Anxious parents such as David Zamudio gathered nearby, but barriers blocked them from reaching their children. Some parents said there was confusion over where to collect their children as information circulated that they should be picked up at either Cajon High School or Cal State San Bernardino.
Zamudio, the father of a six-year-old in second grade at North Park, said he lives nearby and heard helicopters overhead. He rushed to the school when his sister called saying there had been a school shooting.
"I came because they said it was safer, more isolated. But I guess it's not that way," said Zamudio, who recently moved to the area from nearby Highland.
In a statement on Twitter, US Secretary of Education Betsy DeVos said: "My heart and prayers go out to the victims of today's horrible act in #SanBernardino & to the whole North Park Elem.

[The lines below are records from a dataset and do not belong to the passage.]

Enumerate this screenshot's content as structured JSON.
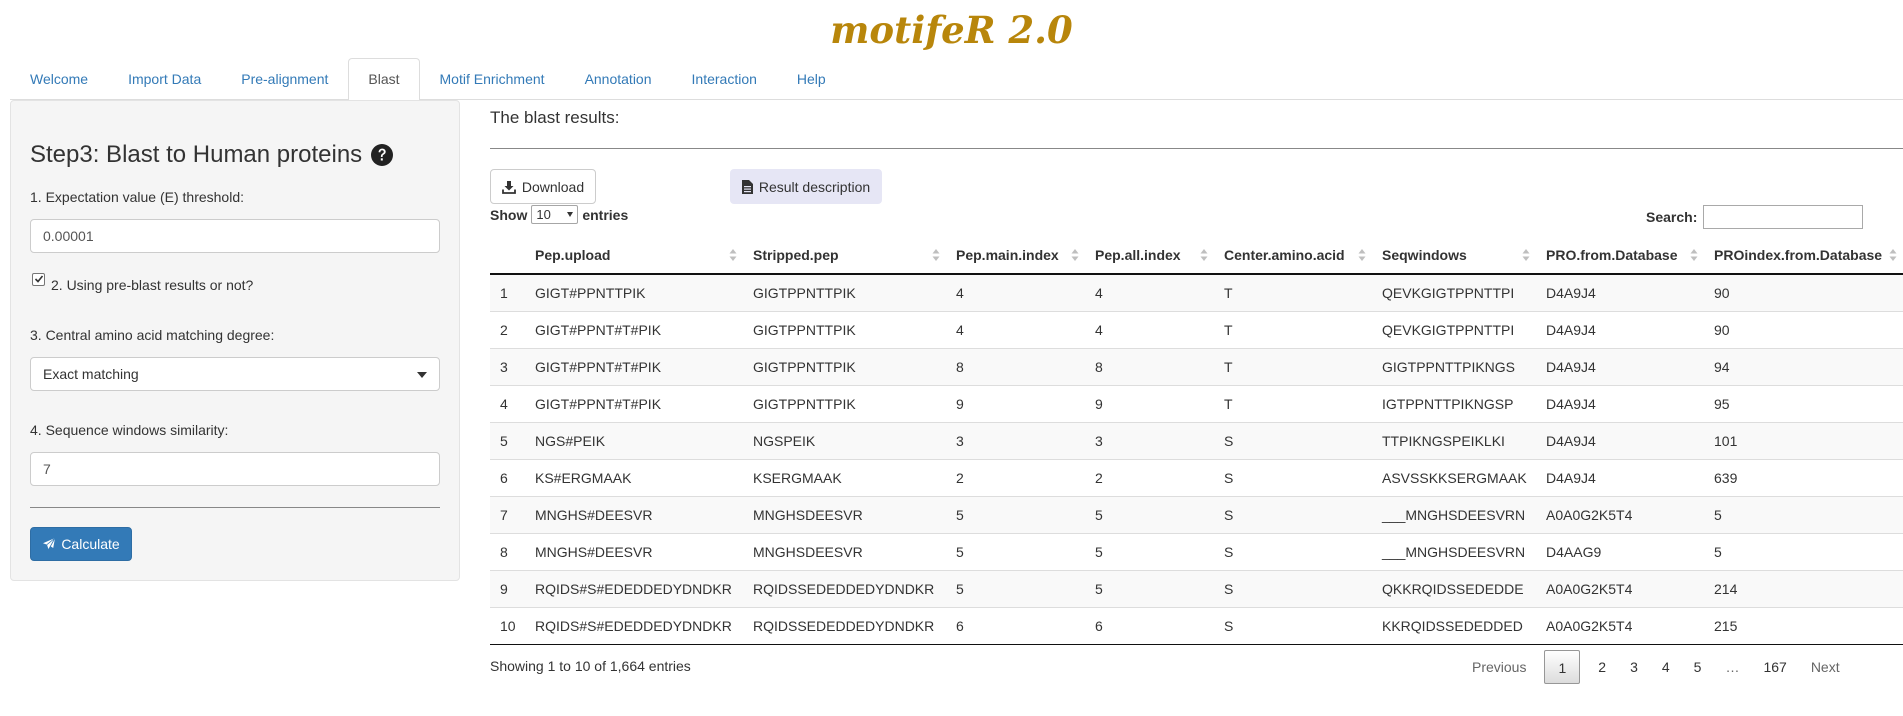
{
  "app": {
    "title": "motifeR 2.0"
  },
  "nav": {
    "tabs": [
      {
        "label": "Welcome"
      },
      {
        "label": "Import Data"
      },
      {
        "label": "Pre-alignment"
      },
      {
        "label": "Blast",
        "active": true
      },
      {
        "label": "Motif Enrichment"
      },
      {
        "label": "Annotation"
      },
      {
        "label": "Interaction"
      },
      {
        "label": "Help"
      }
    ]
  },
  "sidebar": {
    "title": "Step3: Blast to Human proteins",
    "evalue_label": "1. Expectation value (E) threshold:",
    "evalue_value": "0.00001",
    "preblast_label": "2. Using pre-blast results or not?",
    "preblast_checked": true,
    "central_label": "3. Central amino acid matching degree:",
    "central_value": "Exact matching",
    "similarity_label": "4. Sequence windows similarity:",
    "similarity_value": "7",
    "calculate_label": "Calculate"
  },
  "main": {
    "title": "The blast results:",
    "download_label": "Download",
    "description_label": "Result description",
    "show_label": "Show",
    "entries_label": "entries",
    "length_value": "10",
    "search_label": "Search:",
    "search_value": ""
  },
  "table": {
    "columns": [
      "",
      "Pep.upload",
      "Stripped.pep",
      "Pep.main.index",
      "Pep.all.index",
      "Center.amino.acid",
      "Seqwindows",
      "PRO.from.Database",
      "PROindex.from.Database"
    ],
    "rows": [
      [
        "1",
        "GIGT#PPNTTPIK",
        "GIGTPPNTTPIK",
        "4",
        "4",
        "T",
        "QEVKGIGTPPNTTPI",
        "D4A9J4",
        "90"
      ],
      [
        "2",
        "GIGT#PPNT#T#PIK",
        "GIGTPPNTTPIK",
        "4",
        "4",
        "T",
        "QEVKGIGTPPNTTPI",
        "D4A9J4",
        "90"
      ],
      [
        "3",
        "GIGT#PPNT#T#PIK",
        "GIGTPPNTTPIK",
        "8",
        "8",
        "T",
        "GIGTPPNTTPIKNGS",
        "D4A9J4",
        "94"
      ],
      [
        "4",
        "GIGT#PPNT#T#PIK",
        "GIGTPPNTTPIK",
        "9",
        "9",
        "T",
        "IGTPPNTTPIKNGSP",
        "D4A9J4",
        "95"
      ],
      [
        "5",
        "NGS#PEIK",
        "NGSPEIK",
        "3",
        "3",
        "S",
        "TTPIKNGSPEIKLKI",
        "D4A9J4",
        "101"
      ],
      [
        "6",
        "KS#ERGMAAK",
        "KSERGMAAK",
        "2",
        "2",
        "S",
        "ASVSSKKSERGMAAK",
        "D4A9J4",
        "639"
      ],
      [
        "7",
        "MNGHS#DEESVR",
        "MNGHSDEESVR",
        "5",
        "5",
        "S",
        "___MNGHSDEESVRN",
        "A0A0G2K5T4",
        "5"
      ],
      [
        "8",
        "MNGHS#DEESVR",
        "MNGHSDEESVR",
        "5",
        "5",
        "S",
        "___MNGHSDEESVRN",
        "D4AAG9",
        "5"
      ],
      [
        "9",
        "RQIDS#S#EDEDDEDYDNDKR",
        "RQIDSSEDEDDEDYDNDKR",
        "5",
        "5",
        "S",
        "QKKRQIDSSEDEDDE",
        "A0A0G2K5T4",
        "214"
      ],
      [
        "10",
        "RQIDS#S#EDEDDEDYDNDKR",
        "RQIDSSEDEDDEDYDNDKR",
        "6",
        "6",
        "S",
        "KKRQIDSSEDEDDED",
        "A0A0G2K5T4",
        "215"
      ]
    ],
    "info": "Showing 1 to 10 of 1,664 entries"
  },
  "pagination": {
    "previous": "Previous",
    "pages": [
      "1",
      "2",
      "3",
      "4",
      "5",
      "…",
      "167"
    ],
    "current": "1",
    "next": "Next"
  },
  "colors": {
    "title": "#b8860b",
    "link": "#337ab7",
    "primary_button": "#337ab7",
    "description_button": "#e6e6f5",
    "sidebar_bg": "#f5f5f5"
  },
  "icons": {
    "help": "question-circle-icon",
    "download": "download-icon",
    "description": "file-text-icon",
    "calculate": "paper-plane-icon",
    "sort": "sort-icon"
  }
}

School community."
According to the state's new school rating system, North Park earns high marks for suspending less than 1 percent of its student body. The school was deemed yellow - average on the state's color-coded grading scheme - for academics. In both math and English, students scored below the bar for proficiency, but in math, their scores grew significantly over the course of one year.
There were 385 mass shootings in the United States in 2016, according to the Gun Violence Archive, which compiles such incidents. The organisation defines a mass shooting as an single shooting incident in which four people are killed or injured, including the gunman.
There have been 219 School Shootings in the United States since 2013, according to Everytown for Gun Safety, a group that tracks gun violence in the US. The group reports that, on an average day in the US, seven children and teenagers - age 19 or under - are killed with guns.
The shooting comes as San Bernardino has seen a major increase in violence.
There were 62 slayings in San Bernardino in 2016 - a 41 per cent increase from the year before. It was the deadliest year in the city since 1995.
The violence is an open wound on a city trying to recover from a prolonged bankruptcy and the 2015 terror attack.
The school is about 16 kilometres from the site of a terror attack in 2015.